Kadın Yönetmenler Haftası’nın ikincisini de tamamladık. Konak Belediyesi’nin katkılarıyla gerçekleşen hafta gayet yoğun ve tempolu geçti. Filmler izlendi, sorunlar anlatıldı ve paylaşıldı, gülündü, eğlenildi. Salonu mesken tutan, her filmi, her etkinliği takip edip kaçırmayan erkek seyirciler gözden kaçmadı. Velhasıl bu etkinlik İzmir’e iyi geldi…
Gelecek yıl uluslararası ve festival olmayı hedefleyen hafta, kısa film, belgesel ve uzun metraj dallarında üretim yapan kadınları ağırladı. Şimdi her on yönetmenden biri kadın olunca beni bir kaygı aldı, seneye kaç kadın yönetmen uzun metraj çekmiş olacak, çeken var mı? Aslında yazıyı okuyanlar ben çekiyorum deyip ses etse çok iyi olur. Şakası bir yana bu durumun yine de düşünülmesi gerekiyor. Yurtdışından da gelecek olan kadın yönetmenlerle festival daha farklı bir hava kazanıp, daha fazla deneyim paylaşımı ve etkileşim sağlanabilir.
Bu hafta benim adıma da bir ilki barındırdı. TRT Genç Sinemacılar programı için çektiğim ve TRT2’de çoğu kez gösterilen Bakış isimli kısa filmim ‘Yavru Kuş’ bölümünde gösterildi. Çiğdem Vitrinel, Sefa Öztürk ve Gülten Taranç’ın da ilk filmleri bu seçkideydi. Haftanın en keyifli, en eleştirel bölümüydü diyebilirim. Yıllar sonra filmim büyük ekranda karşımdaydı, beni o yıllara götürdü, belki de kısa film çekmeye devam etmeliydim bilmiyordum ama yazma kısmını tercih etmiş oldum.
Fransız Kültür ve Türkan Saylan Kültür Merkezleri arasında mekik dokumak, İzmir’in insanı pozitive eden ortamında dolaşmak, denize bakmak, yürümek, havasını içimize çekmek hepimize iyi geldi.

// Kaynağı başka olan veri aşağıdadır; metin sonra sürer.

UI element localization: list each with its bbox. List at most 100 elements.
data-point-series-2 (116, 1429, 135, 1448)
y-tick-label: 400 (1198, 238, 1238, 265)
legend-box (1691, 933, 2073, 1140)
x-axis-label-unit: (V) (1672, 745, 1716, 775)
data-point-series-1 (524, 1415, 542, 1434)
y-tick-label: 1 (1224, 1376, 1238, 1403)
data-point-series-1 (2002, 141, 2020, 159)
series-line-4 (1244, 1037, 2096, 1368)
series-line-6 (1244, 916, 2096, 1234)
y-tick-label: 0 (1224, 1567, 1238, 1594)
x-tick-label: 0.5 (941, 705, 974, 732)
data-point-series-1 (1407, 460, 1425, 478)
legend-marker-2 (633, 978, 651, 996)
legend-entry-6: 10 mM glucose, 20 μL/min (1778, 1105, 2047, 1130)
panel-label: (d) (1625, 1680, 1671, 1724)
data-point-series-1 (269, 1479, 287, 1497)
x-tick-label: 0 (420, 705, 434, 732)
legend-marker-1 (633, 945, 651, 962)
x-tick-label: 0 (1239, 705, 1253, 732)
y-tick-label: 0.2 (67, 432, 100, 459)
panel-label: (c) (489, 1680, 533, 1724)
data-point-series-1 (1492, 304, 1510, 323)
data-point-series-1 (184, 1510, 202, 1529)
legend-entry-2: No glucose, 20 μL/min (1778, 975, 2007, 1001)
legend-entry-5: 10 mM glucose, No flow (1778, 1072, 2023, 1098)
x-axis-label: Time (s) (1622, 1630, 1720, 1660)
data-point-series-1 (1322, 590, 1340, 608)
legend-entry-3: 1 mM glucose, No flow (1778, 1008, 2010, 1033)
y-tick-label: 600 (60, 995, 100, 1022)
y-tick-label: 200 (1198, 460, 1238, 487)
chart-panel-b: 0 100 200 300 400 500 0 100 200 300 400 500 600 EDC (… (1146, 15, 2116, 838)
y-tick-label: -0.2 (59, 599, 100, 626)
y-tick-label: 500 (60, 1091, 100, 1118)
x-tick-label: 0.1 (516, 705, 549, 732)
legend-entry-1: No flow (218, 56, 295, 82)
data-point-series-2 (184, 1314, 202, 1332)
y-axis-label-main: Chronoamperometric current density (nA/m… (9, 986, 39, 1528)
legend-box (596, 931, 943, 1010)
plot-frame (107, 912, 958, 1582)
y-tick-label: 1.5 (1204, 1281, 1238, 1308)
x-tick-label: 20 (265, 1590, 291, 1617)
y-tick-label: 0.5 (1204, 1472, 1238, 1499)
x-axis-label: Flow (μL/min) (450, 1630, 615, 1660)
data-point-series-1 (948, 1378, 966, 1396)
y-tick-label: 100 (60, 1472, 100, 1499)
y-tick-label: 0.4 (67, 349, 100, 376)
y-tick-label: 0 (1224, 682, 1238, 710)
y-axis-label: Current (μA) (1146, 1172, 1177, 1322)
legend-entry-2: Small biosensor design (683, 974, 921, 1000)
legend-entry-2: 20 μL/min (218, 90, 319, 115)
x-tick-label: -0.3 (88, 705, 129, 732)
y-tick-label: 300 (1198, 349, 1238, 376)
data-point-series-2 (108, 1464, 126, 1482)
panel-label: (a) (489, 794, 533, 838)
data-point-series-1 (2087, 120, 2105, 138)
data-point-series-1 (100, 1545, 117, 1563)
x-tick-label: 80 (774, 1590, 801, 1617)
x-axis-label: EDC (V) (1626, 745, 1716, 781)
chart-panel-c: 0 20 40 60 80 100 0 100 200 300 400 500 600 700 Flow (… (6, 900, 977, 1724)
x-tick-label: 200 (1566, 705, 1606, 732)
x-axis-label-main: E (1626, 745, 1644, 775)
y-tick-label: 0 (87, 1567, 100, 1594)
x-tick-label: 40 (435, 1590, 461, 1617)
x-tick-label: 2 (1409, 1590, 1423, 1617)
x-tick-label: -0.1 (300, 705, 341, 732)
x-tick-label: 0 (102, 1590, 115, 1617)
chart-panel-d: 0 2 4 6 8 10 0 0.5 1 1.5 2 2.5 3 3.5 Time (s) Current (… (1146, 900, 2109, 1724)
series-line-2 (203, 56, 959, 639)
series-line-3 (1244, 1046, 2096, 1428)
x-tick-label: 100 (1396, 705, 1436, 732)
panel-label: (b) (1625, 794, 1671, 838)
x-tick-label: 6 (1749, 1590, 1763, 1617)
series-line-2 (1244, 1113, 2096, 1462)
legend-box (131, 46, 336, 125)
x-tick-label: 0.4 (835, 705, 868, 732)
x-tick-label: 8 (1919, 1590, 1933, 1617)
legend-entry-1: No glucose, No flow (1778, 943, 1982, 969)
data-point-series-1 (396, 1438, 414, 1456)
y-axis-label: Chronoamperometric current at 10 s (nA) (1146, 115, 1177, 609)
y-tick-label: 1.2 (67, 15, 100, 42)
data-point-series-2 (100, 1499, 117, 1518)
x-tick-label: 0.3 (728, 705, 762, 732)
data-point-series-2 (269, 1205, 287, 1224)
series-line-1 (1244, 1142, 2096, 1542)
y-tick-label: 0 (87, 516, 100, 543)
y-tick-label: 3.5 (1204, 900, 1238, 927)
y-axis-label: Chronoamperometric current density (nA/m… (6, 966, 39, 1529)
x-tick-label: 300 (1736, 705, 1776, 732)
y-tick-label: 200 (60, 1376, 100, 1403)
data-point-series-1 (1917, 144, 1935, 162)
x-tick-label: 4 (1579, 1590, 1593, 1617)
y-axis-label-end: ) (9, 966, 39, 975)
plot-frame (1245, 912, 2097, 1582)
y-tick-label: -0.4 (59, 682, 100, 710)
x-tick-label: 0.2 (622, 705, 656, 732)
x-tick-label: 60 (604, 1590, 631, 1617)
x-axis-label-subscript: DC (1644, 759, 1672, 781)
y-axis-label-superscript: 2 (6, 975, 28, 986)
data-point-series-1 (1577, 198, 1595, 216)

Çünkü şehrin kendisi pozitif ve iyi hissettiriyor. O yüzden benim için yine dolu dolu geçen güzel bir hafta oldu Konak belediye Başkanı Sema Pekdaş bu sene aday olamasa da bizi tüm samimiyetiyle ağırladı, şans ve devam etme gücü diledi. Kendisine bir kez daha teşekkür ediyoruz. Tabii festivalde emeği geçen herkese de ayrıca teşekkürler.